IAS Gyan

Daily News Analysis

Market dictates and a blow against equality

8th November, 2020 Economy

Context: The GST levy on mobility aids places a prohibitive burden on the ability of disabled citizens to lead a dignified life

  • The Supreme Court of India heard brief arguments on the constitutional validity of the levy of Goods and Services Tax (GST) on mobility aids used by disabled citizens.
  • The petitioner, in Nipun Malhotra vs. Union of India, argued that the tax imposed on these products, which included wheelchairs, tricycles for the disabled, braille paper and braille watches, was patently discriminatory.
  • But the Court indicated that the scope of its power to review the levy was slender.
  • A decision to impose a tax, was a matter of policy over which the judiciary ought not to ordinarily interfere.

Tax and a fundamental right

  • GST Council rejected the petitioner’s plea, it would be imprudent of the Court not to test the legitimacy of the levy.
  • To ensure that the judiciary does not sit on judgment over matters that fall within the domain of legislative and executive competence, it must recognise that there is nothing inherently distinct about taxing laws; they are in no way plenary and unamenable to judicial review.
  • Taxes have a direct bearing on how society is arranged.
  • The nature and rate of tax imposed on a product can impinge both on a person’s freedom and on a person’s right to be treated with equal care and concern.
  • Therefore, it ought to be well within an independent judiciary’s province — as the top courts in Canada and Colombia, among others, have recently held — to examine whether or not an imposition of a tax violates a fundamental right.

Market forces are at play

  • The GST regime was launched in 2017, with the idea of not only simplifying India’s complex and multi-layered tax structure but also with a view to fashioning the country into a unified, common market, in which the levy of GST will subsume almost all other extant indirect taxes.
  • To that end, the GST serves as a consumption tax on the supply of all manners of goods and services.
  • But its functioning has proved far from transformative.
  • At the time of its inception, the central government claimed that the causes of liberty and equality would benefit from the States pooling their sovereignty together with that of the Union.
  • It is withering States’ fiscal autonomy, it is the dictates of the market alone that appear to determine how and what goods are taxed.
  • The levy on commodities used by the disabled is a prime example of this.
  • Until the advent of the GST, mobility aids were almost entirely immune from indirect taxes.
  • In virtually every State, exemptions were granted on the payment of value-added-tax on such goods.
  • The GST did away altogether with this exemption. Indeed, it was only after substantial outcry that the originally proposed 18% tax on these devices was reduced to 5%.
  • But even at that rate, as the petition in the Supreme Court demonstrates, the levy increases manifold the prices of commodities that allow the disabled to perform the most basic tasks — in this case, to walk or to read.
  • Despite this affront to dignity, the government claims that it cannot relieve mobility aids from taxation, because to do so will disincentivise domestic manufacturers.

Parliament can find a way

  • Reading of the various notifications issued by the GST Council shows that many other products that are essential to human needs are exempt from tax — notably, in 2018, the levy imposed on female personal hygiene products (tampons and sanitary pads) was removed.
  • Grant of an exemption in cases such as these would disentitle manufacturers from claiming input tax credit is a matter of legislative design.
  • Parliament cannot find other ways to ensure that domestic manufacturers are granted credit for the taxes that they pay on inputs.
  • A set off against taxes collected from the eventual consumers can scarcely be seen as the only legitimate mechanism available to ensure that a rebate is provided.

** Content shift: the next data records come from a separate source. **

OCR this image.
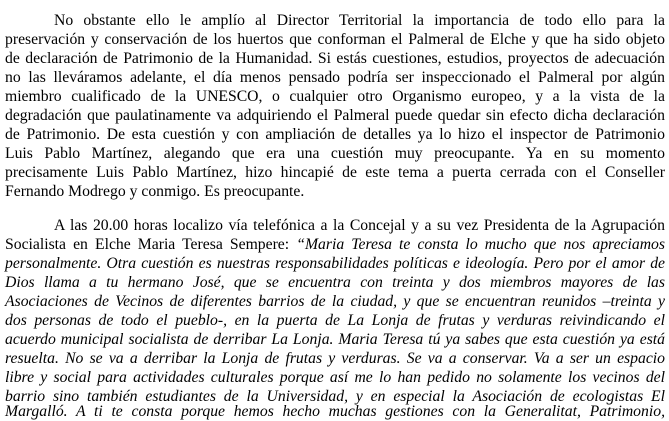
No obstante ello le amplío al Director Territorial la importancia de todo ello para la
preservación y conservación de los huertos que conforman el Palmeral de Elche y que ha sido objeto
de declaración de Patrimonio de la Humanidad. Si estás cuestiones, estudios, proyectos de adecuación
no las lleváramos adelante, el día menos pensado podría ser inspeccionado el Palmeral por algún
miembro cualificado de la UNESCO, o cualquier otro Organismo europeo, y a la vista de la
degradación que paulatinamente va adquiriendo el Palmeral puede quedar sin efecto dicha declaración
de Patrimonio. De esta cuestión y con ampliación de detalles ya lo hizo el inspector de Patrimonio
Luis Pablo Martínez, alegando que era una cuestión muy preocupante. Ya en su momento
precisamente Luis Pablo Martínez, hizo hincapié de este tema a puerta cerrada con el Conseller
Fernando Modrego y conmigo. Es preocupante.
A las 20.00 horas localizo vía telefónica a la Concejal y a su vez Presidenta de la Agrupación
Socialista en Elche Maria Teresa Sempere: “Maria Teresa te consta lo mucho que nos apreciamos
personalmente. Otra cuestión es nuestras responsabilidades políticas e ideología. Pero por el amor de
Dios llama a tu hermano José, que se encuentra con treinta y dos miembros mayores de las
Asociaciones de Vecinos de diferentes barrios de la ciudad, y que se encuentran reunidos –treinta y
dos personas de todo el pueblo-, en la puerta de La Lonja de frutas y verduras reivindicando el
acuerdo municipal socialista de derribar La Lonja. Maria Teresa tú ya sabes que esta cuestión ya está
resuelta. No se va a derribar la Lonja de frutas y verduras. Se va a conservar. Va a ser un espacio
libre y social para actividades culturales porque así me lo han pedido no solamente los vecinos del
barrio sino también estudiantes de la Universidad, y en especial la Asociación de ecologistas El
Margalló. A ti te consta porque hemos hecho muchas gestiones con la Generalitat, Patrimonio,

A reasonable classification

  • A decision taken on exempting goods from taxation is a matter of classification.
  • The Constitution’s equality code requires such a classification to be a reasonable one.
  • In the case of mobility aids, the oppressive nature of the levy is evident.
  • The tax places a prohibitive burden on the ability of disabled citizens to access the most basic goods, to lead lives with dignity.
  • Given that the classification rests on a state of disability, it must be seen, on any sensible consideration of our equality jurisprudence, as, at least facially, inequitable.
  • The onus must, therefore, rest on the government to show the Court that it had cogent reasons for treating these goods as distinct from other commodities that are exempt from tax.
  • A failure to discharge this onus ought to render the levy illegitimate.
  • The GST Council can take a leaf out of the books of Canada and Australia, and grant a complete exemption on the levy imposed on mobility aids.
  • A fair and just regime ought to demand nothing less.
  • Taxation, after all, is a tool that is intended to augment general welfare.
  • It is time we recognised that an unreasonable levy can deeply compromise fundamental human needs.
  • To free taxing statutes from the ramparts of the Constitution is to risk the entrenching of inequality.